Due to the COVID-19 pandemic, students at the University of Louisiana at Lafayette have had to return home and, as a result, it has been harder for some students to get work done to the best of their ability.
“It seems like it takes more time to do the work when I get the energy to do it,” Kyra Washington, an architecture major said. “Like with math, I used to be able to just get it out of the way, but now all that I have is myself to teach me, and I have my own time to do it, it’s hard to find the energy to get started. But once I get started, it just seems to take hours for simple problems.”
To a lot of students, it may feel like there is more work to be done on top of the added stress of being at home.
“As an electrical engineering major, my course load for certain classes hasn't gotten too difficult rather than just plain tedious,” Christian Clout, 20, said. “The work hasn't gotten harder, but what's asked of us in certain classes has been increased slightly than what's normal.”
Clout continued by saying school takes away from being at home and that a lot of the work is irrelevant.

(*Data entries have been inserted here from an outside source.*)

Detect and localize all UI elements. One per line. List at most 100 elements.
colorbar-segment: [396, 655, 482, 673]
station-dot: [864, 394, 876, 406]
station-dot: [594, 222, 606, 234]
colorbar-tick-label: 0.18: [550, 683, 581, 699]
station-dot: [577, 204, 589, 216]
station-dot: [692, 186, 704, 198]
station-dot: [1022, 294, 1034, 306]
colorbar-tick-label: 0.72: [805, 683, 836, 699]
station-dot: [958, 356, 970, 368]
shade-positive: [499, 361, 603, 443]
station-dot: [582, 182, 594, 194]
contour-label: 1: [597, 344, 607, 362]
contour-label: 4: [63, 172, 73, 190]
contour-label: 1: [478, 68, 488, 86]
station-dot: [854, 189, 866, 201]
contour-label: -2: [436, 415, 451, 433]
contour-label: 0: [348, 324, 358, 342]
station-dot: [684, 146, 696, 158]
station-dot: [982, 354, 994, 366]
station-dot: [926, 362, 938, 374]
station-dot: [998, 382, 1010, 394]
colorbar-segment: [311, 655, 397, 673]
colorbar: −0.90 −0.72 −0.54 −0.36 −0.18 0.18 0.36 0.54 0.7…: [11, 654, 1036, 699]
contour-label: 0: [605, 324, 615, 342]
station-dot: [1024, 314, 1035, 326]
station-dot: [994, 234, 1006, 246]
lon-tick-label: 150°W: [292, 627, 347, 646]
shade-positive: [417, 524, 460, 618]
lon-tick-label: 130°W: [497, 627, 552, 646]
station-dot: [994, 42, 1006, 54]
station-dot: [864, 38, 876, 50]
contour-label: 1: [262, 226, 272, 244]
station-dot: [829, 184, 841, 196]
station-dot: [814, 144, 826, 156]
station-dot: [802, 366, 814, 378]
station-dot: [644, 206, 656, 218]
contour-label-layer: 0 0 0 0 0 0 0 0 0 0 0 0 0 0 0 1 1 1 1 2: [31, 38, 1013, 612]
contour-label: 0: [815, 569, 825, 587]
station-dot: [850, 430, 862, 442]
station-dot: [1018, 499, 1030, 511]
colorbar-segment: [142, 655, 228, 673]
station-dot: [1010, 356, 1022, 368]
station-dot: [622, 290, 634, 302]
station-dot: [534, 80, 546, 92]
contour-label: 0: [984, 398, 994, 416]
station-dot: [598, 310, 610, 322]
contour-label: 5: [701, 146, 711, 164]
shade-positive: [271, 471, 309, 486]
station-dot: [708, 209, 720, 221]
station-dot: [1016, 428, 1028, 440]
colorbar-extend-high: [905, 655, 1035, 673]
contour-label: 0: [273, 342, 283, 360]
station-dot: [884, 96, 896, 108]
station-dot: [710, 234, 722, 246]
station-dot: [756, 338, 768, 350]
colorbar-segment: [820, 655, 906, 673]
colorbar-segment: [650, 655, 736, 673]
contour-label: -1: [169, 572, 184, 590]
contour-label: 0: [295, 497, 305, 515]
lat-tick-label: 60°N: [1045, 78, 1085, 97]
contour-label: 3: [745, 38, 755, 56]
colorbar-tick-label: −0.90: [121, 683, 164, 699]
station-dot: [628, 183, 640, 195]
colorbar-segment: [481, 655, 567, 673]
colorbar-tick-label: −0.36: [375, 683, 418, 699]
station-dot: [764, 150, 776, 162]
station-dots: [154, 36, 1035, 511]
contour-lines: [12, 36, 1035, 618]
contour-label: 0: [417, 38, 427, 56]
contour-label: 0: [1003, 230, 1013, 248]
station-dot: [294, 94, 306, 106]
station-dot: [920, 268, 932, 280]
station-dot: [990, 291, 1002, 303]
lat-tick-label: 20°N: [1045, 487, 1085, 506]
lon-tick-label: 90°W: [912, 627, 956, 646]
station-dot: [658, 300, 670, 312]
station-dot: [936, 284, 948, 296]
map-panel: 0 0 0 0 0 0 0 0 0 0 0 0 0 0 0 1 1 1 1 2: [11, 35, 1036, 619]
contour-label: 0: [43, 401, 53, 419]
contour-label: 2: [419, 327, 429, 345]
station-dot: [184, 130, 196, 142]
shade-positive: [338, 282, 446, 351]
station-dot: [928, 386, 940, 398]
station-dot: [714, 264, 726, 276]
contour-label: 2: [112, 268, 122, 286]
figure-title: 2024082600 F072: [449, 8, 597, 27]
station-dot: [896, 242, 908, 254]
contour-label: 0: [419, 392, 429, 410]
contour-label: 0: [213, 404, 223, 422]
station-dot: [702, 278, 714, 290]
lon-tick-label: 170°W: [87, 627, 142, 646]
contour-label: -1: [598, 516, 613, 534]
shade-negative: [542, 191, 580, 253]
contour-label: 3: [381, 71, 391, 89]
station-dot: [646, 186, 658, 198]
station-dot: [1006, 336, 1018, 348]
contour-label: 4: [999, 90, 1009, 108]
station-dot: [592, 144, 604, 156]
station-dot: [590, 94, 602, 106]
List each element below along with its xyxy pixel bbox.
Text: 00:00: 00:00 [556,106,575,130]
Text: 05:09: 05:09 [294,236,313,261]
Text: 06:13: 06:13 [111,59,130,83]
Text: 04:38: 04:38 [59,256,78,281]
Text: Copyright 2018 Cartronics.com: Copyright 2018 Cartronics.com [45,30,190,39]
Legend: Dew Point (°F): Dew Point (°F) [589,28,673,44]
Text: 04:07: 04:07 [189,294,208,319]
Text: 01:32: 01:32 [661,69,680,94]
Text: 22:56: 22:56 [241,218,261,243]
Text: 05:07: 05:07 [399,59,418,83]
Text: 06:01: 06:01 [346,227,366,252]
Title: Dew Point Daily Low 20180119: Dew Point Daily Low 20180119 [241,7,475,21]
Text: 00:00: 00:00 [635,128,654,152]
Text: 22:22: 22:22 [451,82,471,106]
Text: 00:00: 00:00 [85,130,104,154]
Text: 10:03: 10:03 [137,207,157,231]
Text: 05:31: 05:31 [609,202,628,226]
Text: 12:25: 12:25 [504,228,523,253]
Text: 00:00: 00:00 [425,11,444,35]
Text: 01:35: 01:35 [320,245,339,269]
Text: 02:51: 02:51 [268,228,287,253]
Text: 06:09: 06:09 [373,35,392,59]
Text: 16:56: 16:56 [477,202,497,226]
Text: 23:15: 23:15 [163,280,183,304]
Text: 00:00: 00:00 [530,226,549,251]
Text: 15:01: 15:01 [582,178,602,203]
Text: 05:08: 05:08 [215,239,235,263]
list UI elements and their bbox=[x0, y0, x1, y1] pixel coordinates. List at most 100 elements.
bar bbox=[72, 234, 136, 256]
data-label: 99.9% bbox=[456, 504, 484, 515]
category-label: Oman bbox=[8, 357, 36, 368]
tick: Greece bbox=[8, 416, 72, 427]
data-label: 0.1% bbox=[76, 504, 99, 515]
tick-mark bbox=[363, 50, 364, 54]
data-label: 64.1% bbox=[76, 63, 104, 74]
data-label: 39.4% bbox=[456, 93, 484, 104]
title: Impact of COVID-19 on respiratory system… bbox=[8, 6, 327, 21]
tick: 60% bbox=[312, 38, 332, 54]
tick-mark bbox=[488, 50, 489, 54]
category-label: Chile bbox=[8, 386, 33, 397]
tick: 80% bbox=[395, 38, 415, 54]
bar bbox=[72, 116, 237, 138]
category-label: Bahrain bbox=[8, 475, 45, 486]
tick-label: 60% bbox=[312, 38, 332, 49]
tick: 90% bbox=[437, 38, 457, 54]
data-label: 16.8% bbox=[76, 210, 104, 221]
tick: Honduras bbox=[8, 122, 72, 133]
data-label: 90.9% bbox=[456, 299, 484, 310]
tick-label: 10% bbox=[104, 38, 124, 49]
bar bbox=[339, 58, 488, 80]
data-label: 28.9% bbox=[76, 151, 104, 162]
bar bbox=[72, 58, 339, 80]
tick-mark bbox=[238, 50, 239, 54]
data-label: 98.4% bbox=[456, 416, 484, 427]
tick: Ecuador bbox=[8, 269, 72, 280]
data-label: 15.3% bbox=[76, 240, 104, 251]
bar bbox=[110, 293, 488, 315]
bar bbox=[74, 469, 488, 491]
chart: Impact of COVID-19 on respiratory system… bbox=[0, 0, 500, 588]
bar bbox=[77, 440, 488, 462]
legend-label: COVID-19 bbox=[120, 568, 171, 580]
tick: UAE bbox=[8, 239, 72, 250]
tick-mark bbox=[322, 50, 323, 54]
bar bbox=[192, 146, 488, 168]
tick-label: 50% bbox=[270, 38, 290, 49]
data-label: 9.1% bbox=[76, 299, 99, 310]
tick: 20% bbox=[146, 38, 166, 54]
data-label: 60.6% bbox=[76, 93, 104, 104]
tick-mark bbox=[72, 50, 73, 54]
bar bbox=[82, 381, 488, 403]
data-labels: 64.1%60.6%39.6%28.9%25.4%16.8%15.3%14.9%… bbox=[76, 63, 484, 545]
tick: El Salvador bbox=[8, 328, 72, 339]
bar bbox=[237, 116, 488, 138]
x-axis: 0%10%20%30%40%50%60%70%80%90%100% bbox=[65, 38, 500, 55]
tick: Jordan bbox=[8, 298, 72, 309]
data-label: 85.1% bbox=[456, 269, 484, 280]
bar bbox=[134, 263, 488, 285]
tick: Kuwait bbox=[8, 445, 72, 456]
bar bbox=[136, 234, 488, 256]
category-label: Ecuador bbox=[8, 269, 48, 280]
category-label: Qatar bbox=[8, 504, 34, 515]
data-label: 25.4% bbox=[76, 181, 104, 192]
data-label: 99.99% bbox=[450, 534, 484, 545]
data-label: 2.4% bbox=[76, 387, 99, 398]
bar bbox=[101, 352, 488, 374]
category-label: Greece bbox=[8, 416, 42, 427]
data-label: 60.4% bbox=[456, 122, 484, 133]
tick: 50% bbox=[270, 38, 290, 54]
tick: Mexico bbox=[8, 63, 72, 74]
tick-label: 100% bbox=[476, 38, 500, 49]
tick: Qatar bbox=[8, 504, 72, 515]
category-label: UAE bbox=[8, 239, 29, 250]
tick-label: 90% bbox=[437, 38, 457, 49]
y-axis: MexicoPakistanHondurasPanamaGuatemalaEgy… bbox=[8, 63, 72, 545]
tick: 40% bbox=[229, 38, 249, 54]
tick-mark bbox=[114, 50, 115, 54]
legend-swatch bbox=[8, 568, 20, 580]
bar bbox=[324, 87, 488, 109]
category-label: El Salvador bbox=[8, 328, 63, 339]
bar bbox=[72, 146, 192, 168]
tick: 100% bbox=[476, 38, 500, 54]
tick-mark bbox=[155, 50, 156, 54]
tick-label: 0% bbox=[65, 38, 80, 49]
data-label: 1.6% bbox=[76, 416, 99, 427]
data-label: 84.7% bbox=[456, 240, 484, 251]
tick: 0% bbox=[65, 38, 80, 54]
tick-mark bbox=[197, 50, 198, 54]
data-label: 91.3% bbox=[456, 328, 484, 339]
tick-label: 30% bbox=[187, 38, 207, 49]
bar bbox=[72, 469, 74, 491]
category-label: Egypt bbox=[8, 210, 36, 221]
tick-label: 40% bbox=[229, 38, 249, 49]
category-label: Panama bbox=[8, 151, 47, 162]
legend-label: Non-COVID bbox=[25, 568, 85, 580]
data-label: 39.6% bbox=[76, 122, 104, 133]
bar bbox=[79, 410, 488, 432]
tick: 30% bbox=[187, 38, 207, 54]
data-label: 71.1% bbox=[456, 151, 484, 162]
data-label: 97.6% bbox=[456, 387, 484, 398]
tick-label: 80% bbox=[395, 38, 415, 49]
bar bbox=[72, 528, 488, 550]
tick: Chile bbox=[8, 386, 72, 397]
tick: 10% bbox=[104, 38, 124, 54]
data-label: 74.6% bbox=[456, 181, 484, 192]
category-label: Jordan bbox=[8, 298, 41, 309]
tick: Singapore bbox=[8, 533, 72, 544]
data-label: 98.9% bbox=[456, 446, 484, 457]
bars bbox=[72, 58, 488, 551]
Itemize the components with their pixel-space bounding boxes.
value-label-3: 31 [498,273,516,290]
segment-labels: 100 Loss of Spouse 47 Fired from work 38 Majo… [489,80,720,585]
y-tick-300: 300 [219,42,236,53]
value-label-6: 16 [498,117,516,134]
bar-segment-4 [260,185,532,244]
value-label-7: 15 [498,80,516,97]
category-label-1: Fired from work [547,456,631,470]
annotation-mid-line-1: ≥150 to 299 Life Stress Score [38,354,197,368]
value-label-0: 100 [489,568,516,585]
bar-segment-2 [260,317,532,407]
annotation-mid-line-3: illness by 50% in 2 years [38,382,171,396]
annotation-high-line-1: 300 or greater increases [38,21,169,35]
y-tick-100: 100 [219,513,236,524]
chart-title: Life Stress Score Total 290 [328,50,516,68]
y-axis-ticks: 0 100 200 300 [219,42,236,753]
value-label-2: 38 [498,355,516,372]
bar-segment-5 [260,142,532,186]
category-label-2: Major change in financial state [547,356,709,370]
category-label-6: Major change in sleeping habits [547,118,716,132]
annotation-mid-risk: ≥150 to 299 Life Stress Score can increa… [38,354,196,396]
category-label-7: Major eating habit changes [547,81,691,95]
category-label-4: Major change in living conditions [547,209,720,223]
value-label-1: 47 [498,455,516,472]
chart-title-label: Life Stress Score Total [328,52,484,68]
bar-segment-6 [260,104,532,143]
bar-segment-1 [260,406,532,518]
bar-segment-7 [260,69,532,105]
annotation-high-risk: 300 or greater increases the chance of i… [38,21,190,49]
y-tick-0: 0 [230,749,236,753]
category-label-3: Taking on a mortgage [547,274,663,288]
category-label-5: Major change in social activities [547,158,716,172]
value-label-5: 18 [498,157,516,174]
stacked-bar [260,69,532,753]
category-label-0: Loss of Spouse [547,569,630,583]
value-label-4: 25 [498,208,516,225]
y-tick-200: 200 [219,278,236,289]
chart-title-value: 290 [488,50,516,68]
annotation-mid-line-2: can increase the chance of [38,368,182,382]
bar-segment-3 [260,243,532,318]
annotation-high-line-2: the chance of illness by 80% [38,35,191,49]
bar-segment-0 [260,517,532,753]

“There's just things that need to be done in both school and the homestead, but school ends up outweighing home in terms of the schedule,” he said. “One of my classes is similar to a lab, but without the in-class atmosphere, we are now being directed to review the source material online without a more hands-on view that would more directly relate to the course.”
For professors, it is hard to know what students are struggling with and why.
“It’s actually a little hard to tell how students are doing since my only immediate feedback is in the work they turn in,” Sarah Smith, a French professor and graduate student said. “There’s no natural ‘checking in’ before class like with the in-person class. The students who do not complete the assignments rarely offer a reason why.”
Smith offered a variety of reasons why both students could be having a difficult time managing their coursework from home. For instance, they might not have a quiet space to work. Or there might be a timing issue with other courses.
She also said professors might be assigning too much work.
“One big tendance in classes is to underestimate the time it will take students to complete activities,” she said. “Professors seem to want to fully replace the entire class, period, either with synchronous learning (zoom), or a collection of asynchronous activities, that end up taking students way longer than the professor even intended.”
However, it could also be that students are not used to doing this much work on their own at home.
“Students don’t realize how much they actually are learning and absorbing in class so when the brunt of that is put on the students at home, they don’t know how to react and feel like it’s ‘way more work’ when they’re just asked (in many cases) to do at home what they have been doing on campus,” Smith said.